L’Afrique du Sud a même évoqué la possibilité de travailler ensemble sur le continent. Une petite victoire pour la France. Les discussions sur les différentes crises du continent se poursuivront en décembre lors du sommet pour la paix et la sécurité, organisé par la France à Paris. L’Afrique du Sud a déjà indiqué qu’elle serait présente.

Retour aux affaires internes

Malgré une distance de plus de 8 700 kilomètres entre Paris et Johannesburg, les derniers événements politiques français ont été présents tout au long du voyage présidentiel. Pourtant, le chef de l’Etat n’aura passé que trente heures en Afrique du Sud. François Hollande n’aime pas les voyages, il ne veut pas rester trop longtemps éloigné du pays. Ce serait, croit-il, mal compris par les Français. Mais le président était-il à ce point pressé de retrouver la grisaille et les turbulences, qui l’ont d’ailleurs rattrapé lors de sa visite d’Etat ?

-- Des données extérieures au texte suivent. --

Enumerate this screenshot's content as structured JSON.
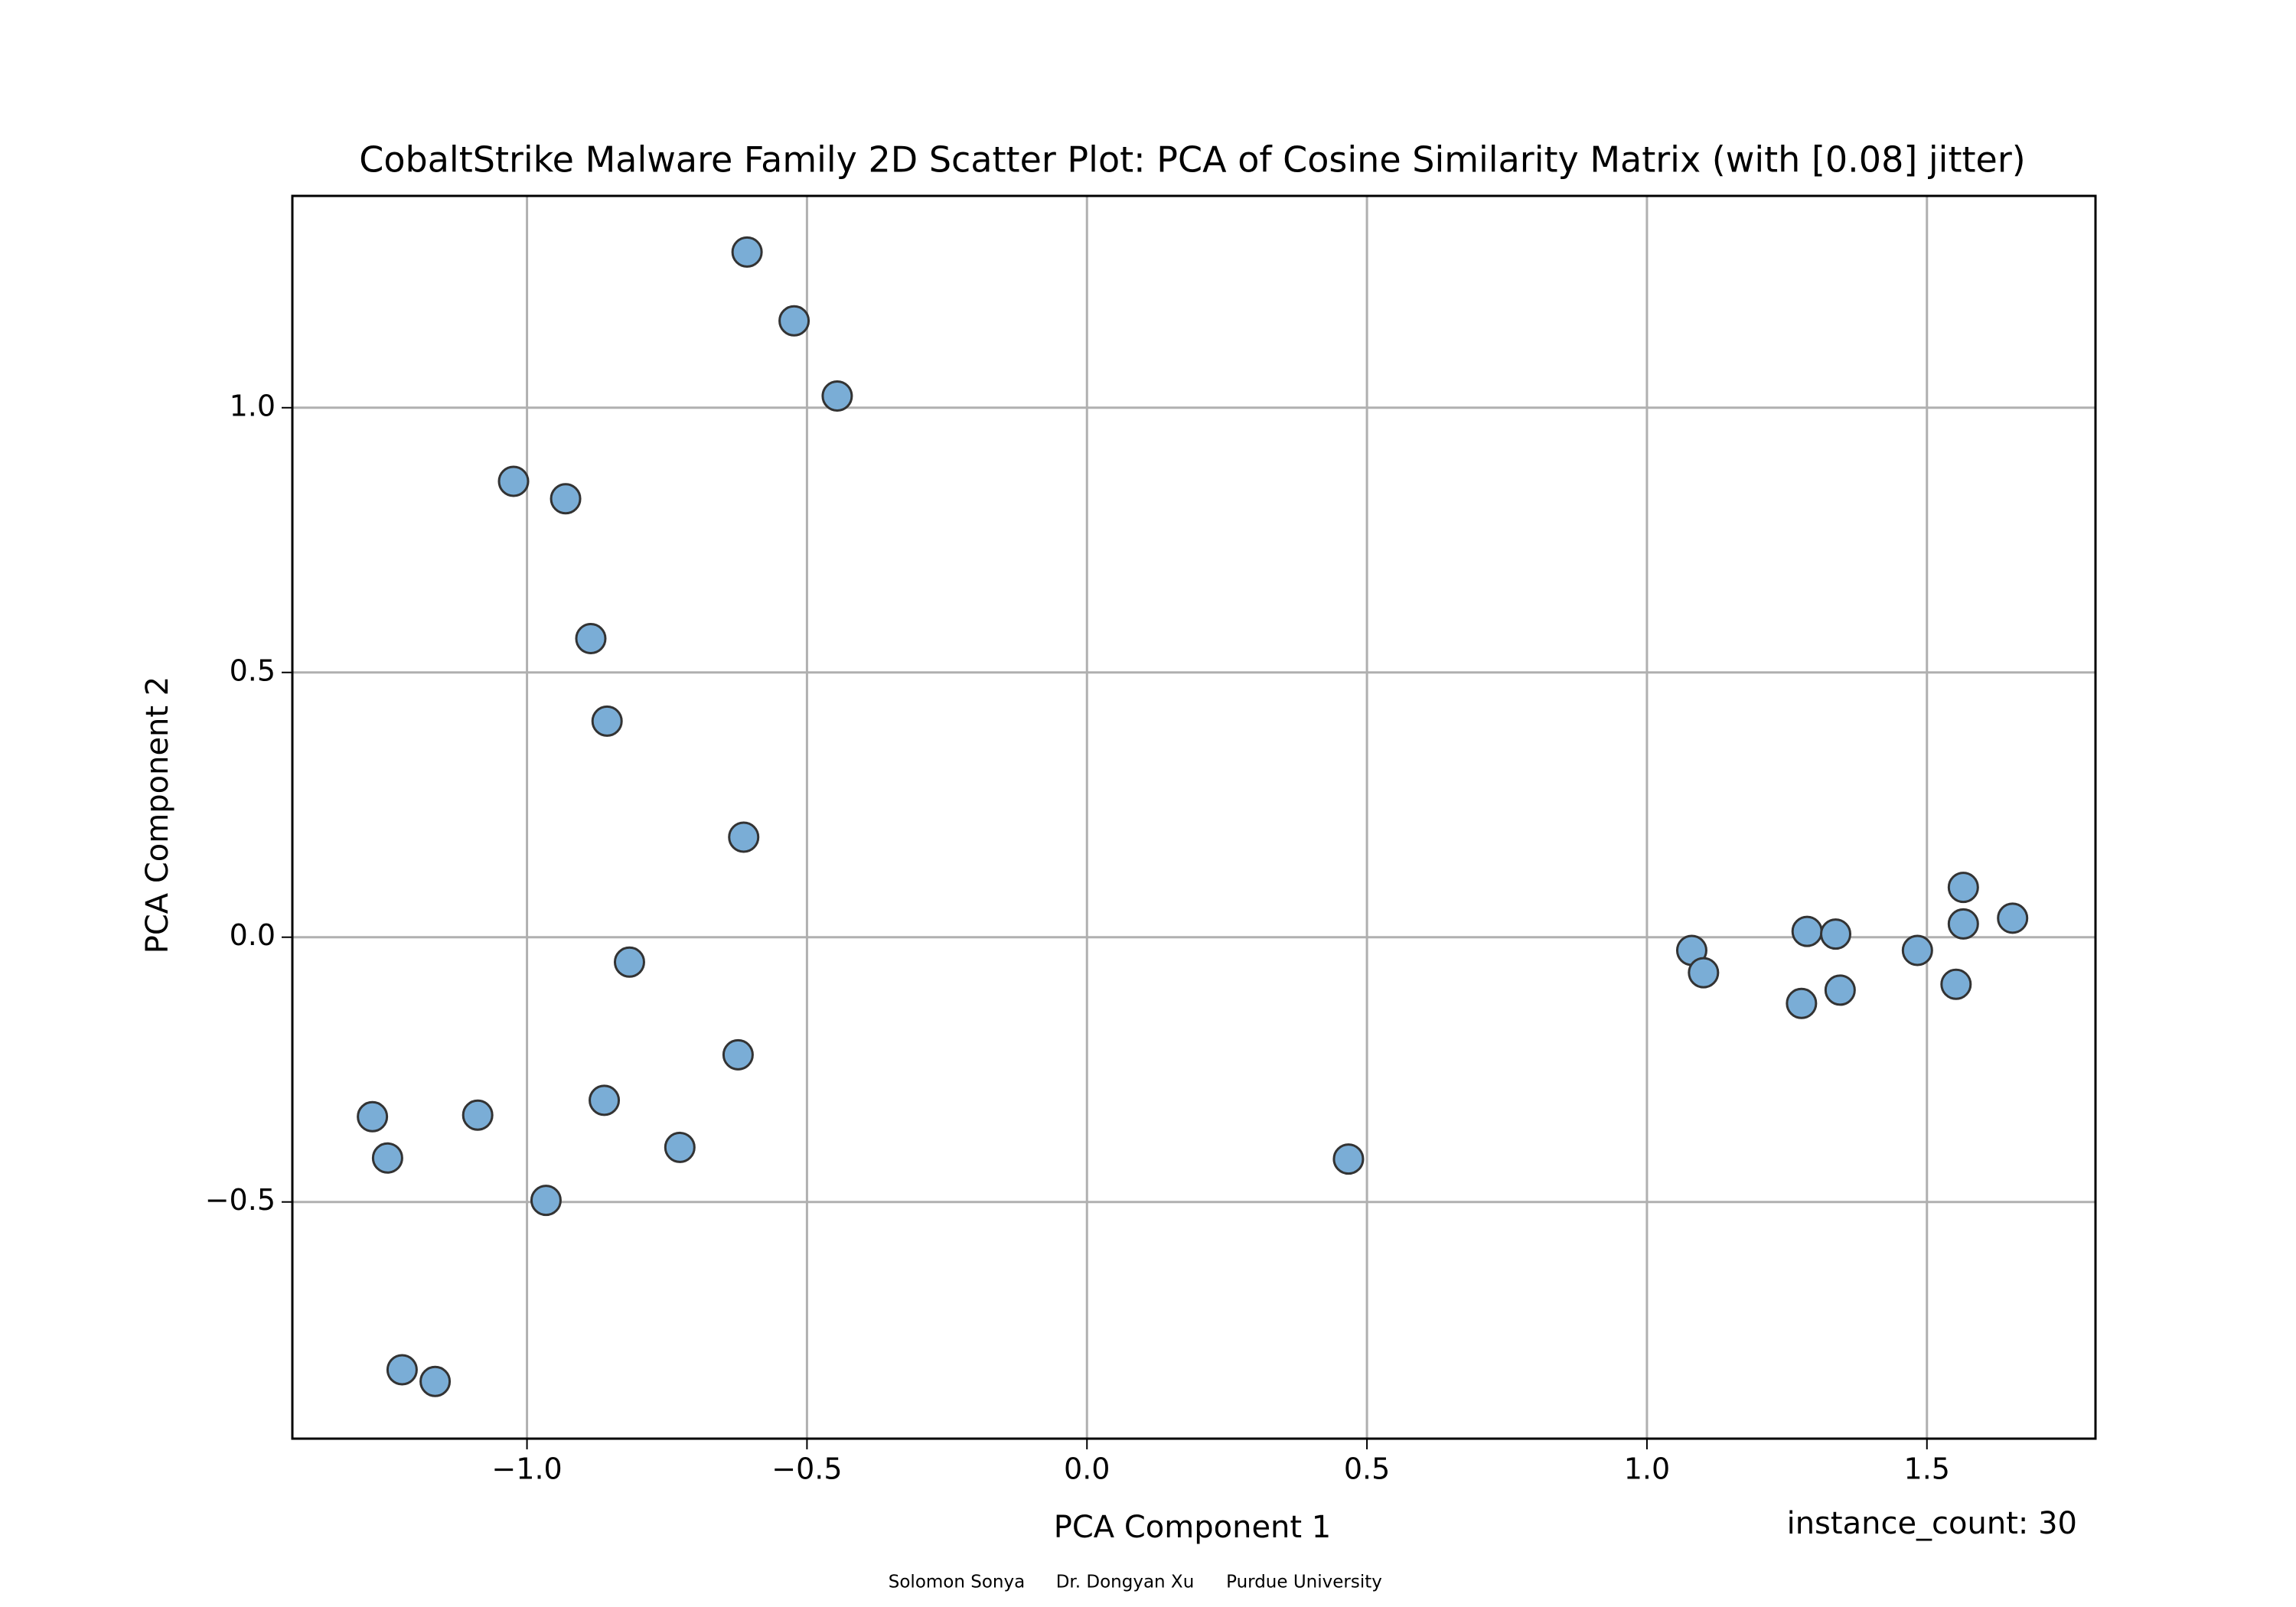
{
  "chart_data": {
    "type": "scatter",
    "title": "CobaltStrike Malware Family 2D Scatter Plot: PCA of Cosine Similarity Matrix (with [0.08] jitter)",
    "xlabel": "PCA Component 1",
    "ylabel": "PCA Component 2",
    "annotation": "instance_count: 30",
    "footer": [
      "Solomon Sonya",
      "Dr. Dongyan Xu",
      "Purdue University"
    ],
    "color": "#7aadd6",
    "edgecolor": "#333333",
    "grid": true,
    "xlim": [
      -1.419,
      1.801
    ],
    "ylim": [
      -0.947,
      1.4
    ],
    "xticks": [
      {
        "value": -1.0,
        "label": "−1.0"
      },
      {
        "value": -0.5,
        "label": "−0.5"
      },
      {
        "value": 0.0,
        "label": "0.0"
      },
      {
        "value": 0.5,
        "label": "0.5"
      },
      {
        "value": 1.0,
        "label": "1.0"
      },
      {
        "value": 1.5,
        "label": "1.5"
      }
    ],
    "yticks": [
      {
        "value": -0.5,
        "label": "−0.5"
      },
      {
        "value": 0.0,
        "label": "0.0"
      },
      {
        "value": 0.5,
        "label": "0.5"
      },
      {
        "value": 1.0,
        "label": "1.0"
      }
    ],
    "x": [
      -0.607,
      -0.523,
      -0.446,
      -1.024,
      -0.931,
      -0.886,
      -0.857,
      -0.613,
      -0.817,
      -0.623,
      -0.862,
      -0.727,
      -1.088,
      -1.276,
      -1.249,
      -0.966,
      -1.223,
      -1.164,
      0.467,
      1.08,
      1.101,
      1.286,
      1.337,
      1.276,
      1.345,
      1.483,
      1.565,
      1.565,
      1.653,
      1.552
    ],
    "y": [
      1.294,
      1.164,
      1.022,
      0.861,
      0.828,
      0.564,
      0.408,
      0.189,
      -0.047,
      -0.222,
      -0.308,
      -0.397,
      -0.336,
      -0.339,
      -0.417,
      -0.497,
      -0.817,
      -0.839,
      -0.419,
      -0.025,
      -0.067,
      0.011,
      0.006,
      -0.125,
      -0.1,
      -0.025,
      0.094,
      0.025,
      0.036,
      -0.089
    ]
  }
}
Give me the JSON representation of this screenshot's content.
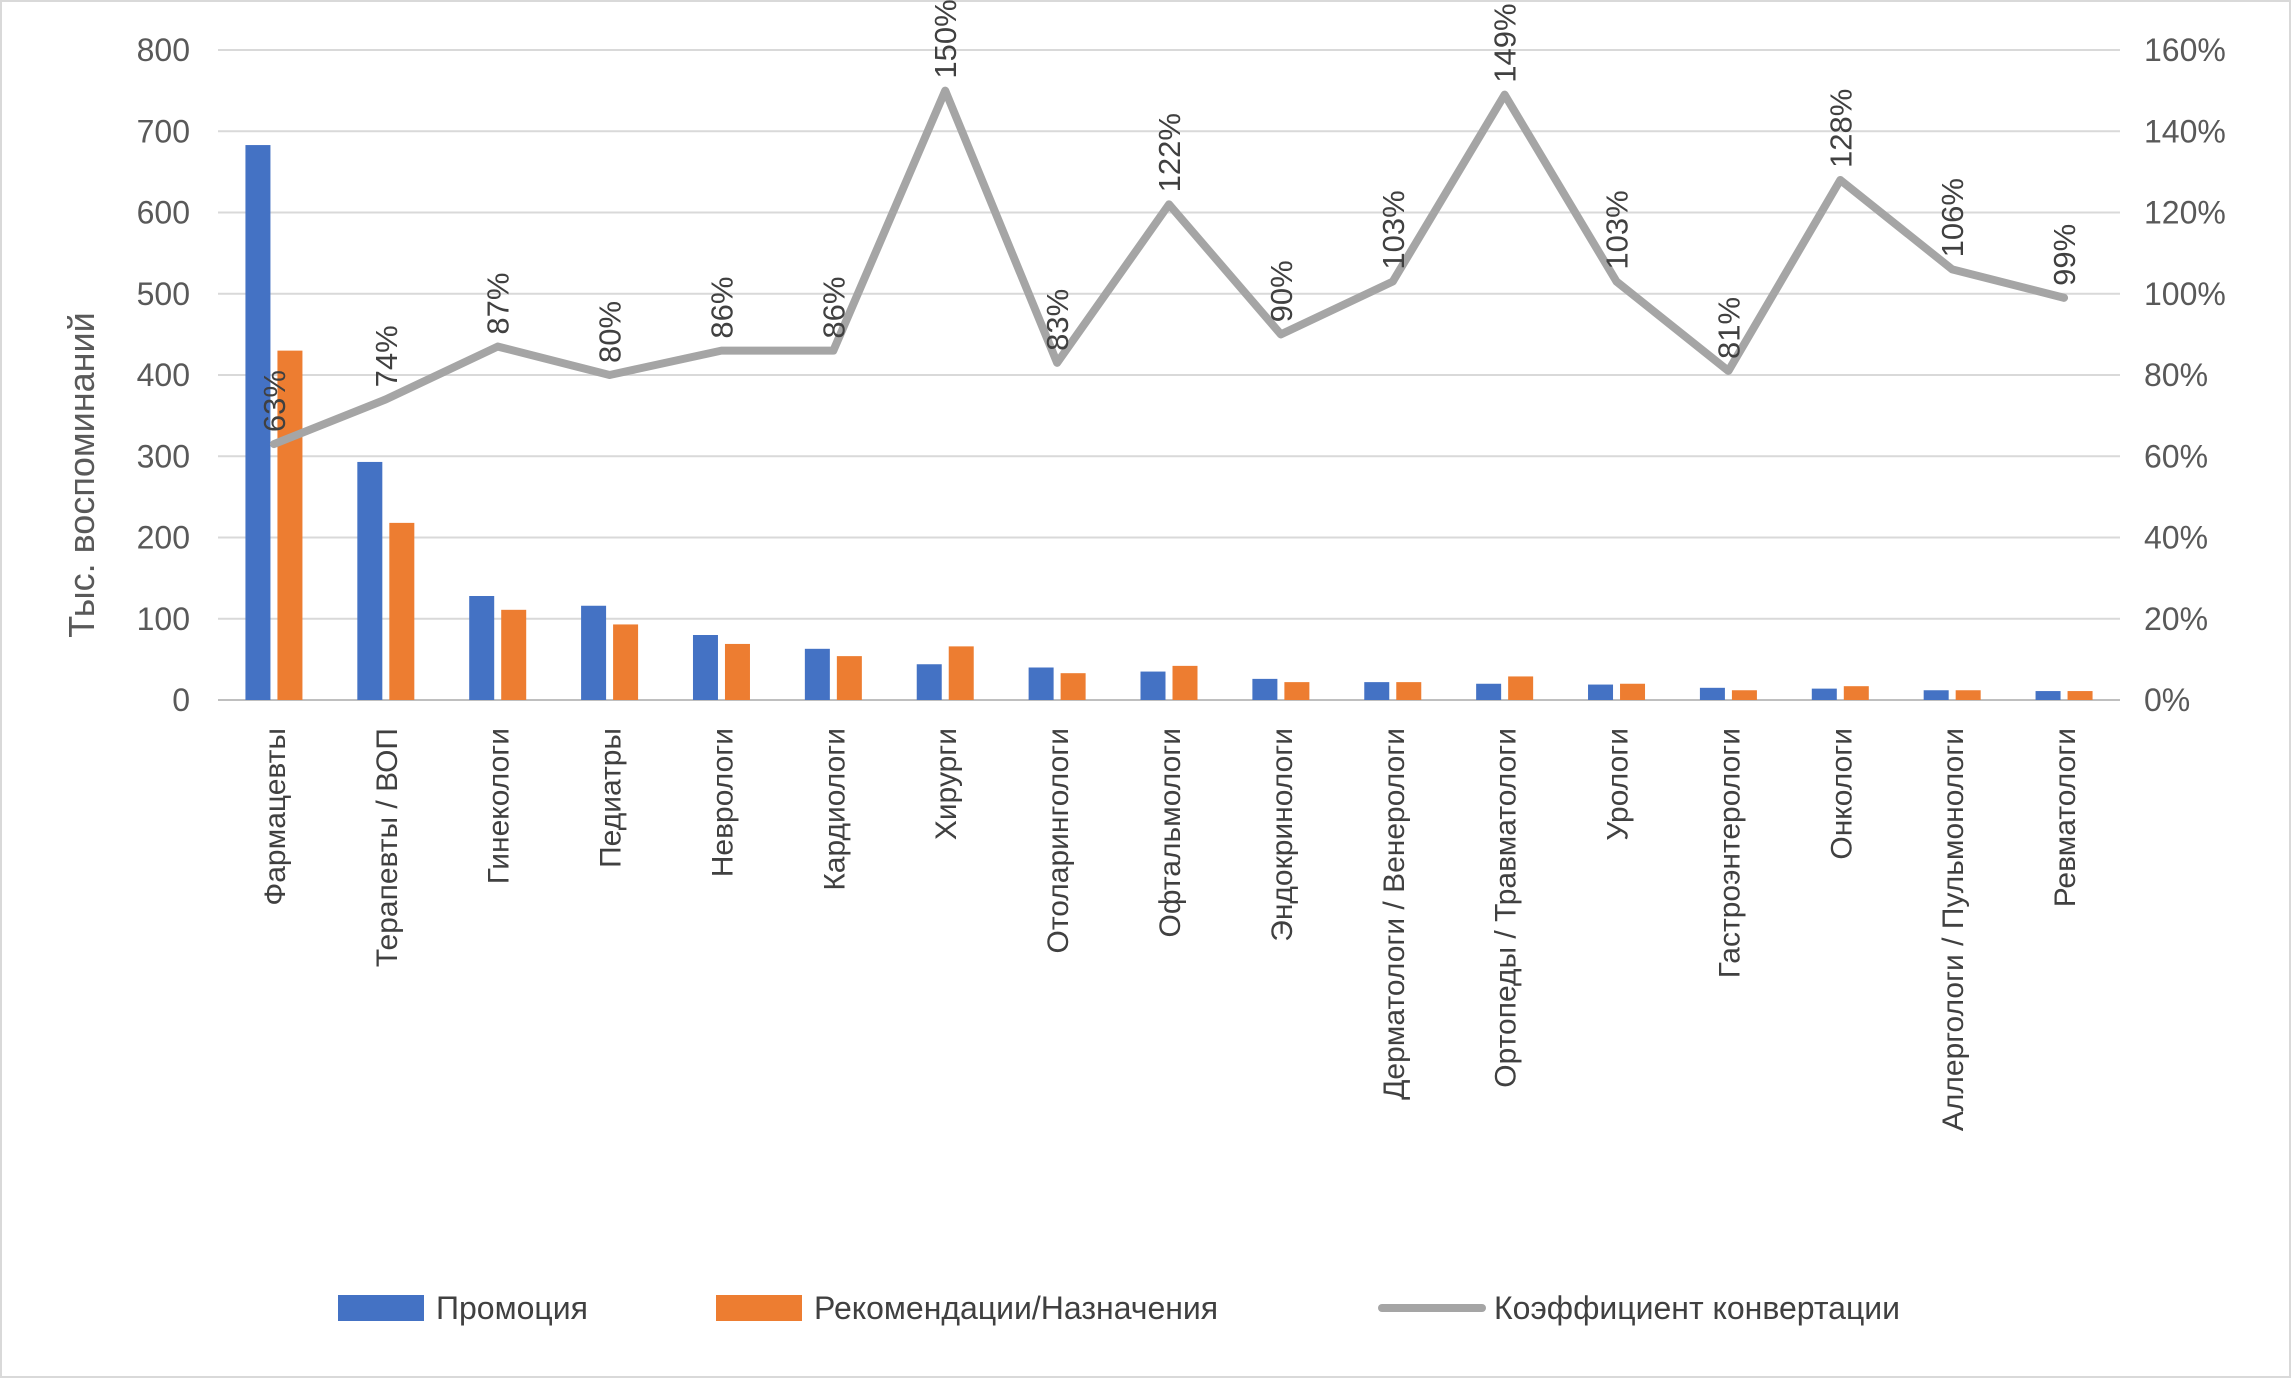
{
  "chart_data": {
    "type": "bar",
    "categories": [
      "Фармацевты",
      "Терапевты / ВОП",
      "Гинекологи",
      "Педиатры",
      "Неврологи",
      "Кардиологи",
      "Хирурги",
      "Отоларингологи",
      "Офтальмологи",
      "Эндокринологи",
      "Дерматологи / Венерологи",
      "Ортопеды / Травматологи",
      "Урологи",
      "Гастроэнтерологи",
      "Онкологи",
      "Аллергологи / Пульмонологи",
      "Ревматологи"
    ],
    "series": [
      {
        "name": "Промоция",
        "type": "bar",
        "axis": "left",
        "color": "#4472c4",
        "values": [
          683,
          293,
          128,
          116,
          80,
          63,
          44,
          40,
          35,
          26,
          22,
          20,
          19,
          15,
          14,
          12,
          11
        ]
      },
      {
        "name": "Рекомендации/Назначения",
        "type": "bar",
        "axis": "left",
        "color": "#ed7d31",
        "values": [
          430,
          218,
          111,
          93,
          69,
          54,
          66,
          33,
          42,
          22,
          22,
          29,
          20,
          12,
          17,
          12,
          11
        ]
      },
      {
        "name": "Коэффициент конвертации",
        "type": "line",
        "axis": "right",
        "color": "#a5a5a5",
        "values": [
          63,
          74,
          87,
          80,
          86,
          86,
          150,
          83,
          122,
          90,
          103,
          149,
          103,
          81,
          128,
          106,
          99
        ],
        "labels": [
          "63%",
          "74%",
          "87%",
          "80%",
          "86%",
          "86%",
          "150%",
          "83%",
          "122%",
          "90%",
          "103%",
          "149%",
          "103%",
          "81%",
          "128%",
          "106%",
          "99%"
        ]
      }
    ],
    "ylabel": "Тыс. воспоминаний",
    "ylim": [
      0,
      800
    ],
    "yticks": [
      "0",
      "100",
      "200",
      "300",
      "400",
      "500",
      "600",
      "700",
      "800"
    ],
    "y2lim": [
      0,
      160
    ],
    "y2ticks": [
      "0%",
      "20%",
      "40%",
      "60%",
      "80%",
      "100%",
      "120%",
      "140%",
      "160%"
    ],
    "grid": true,
    "legend_position": "bottom"
  }
}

Toujours plus bas dans les sondages, une majorité cacophonique où sa parole est régulièrement contestée, en témoigne la dernière sortie du président de l’Assemblée nationale, Claude Bartolone, qui se verrait bien Premier ministre à la place de Jean-Marc Ayrault. En dépit de l’optimisme présidentiel, les Français ne voient pas de résultats – cette fameuse obligation de résultats, décrétée par François Hollande sur le sol sud-africain – ils ne voient et n’entendent que les couacs.

A l’approche des municipales de mars 2014 qui s’annoncent pour le moins délicates, l’heure serait donc une énième fois à la pédagogie, mieux communiquer sur l’action de l’exécutif. Léger problème : la communication est bien le talon d’Achille du président et du gouvernement, depuis un an et demi.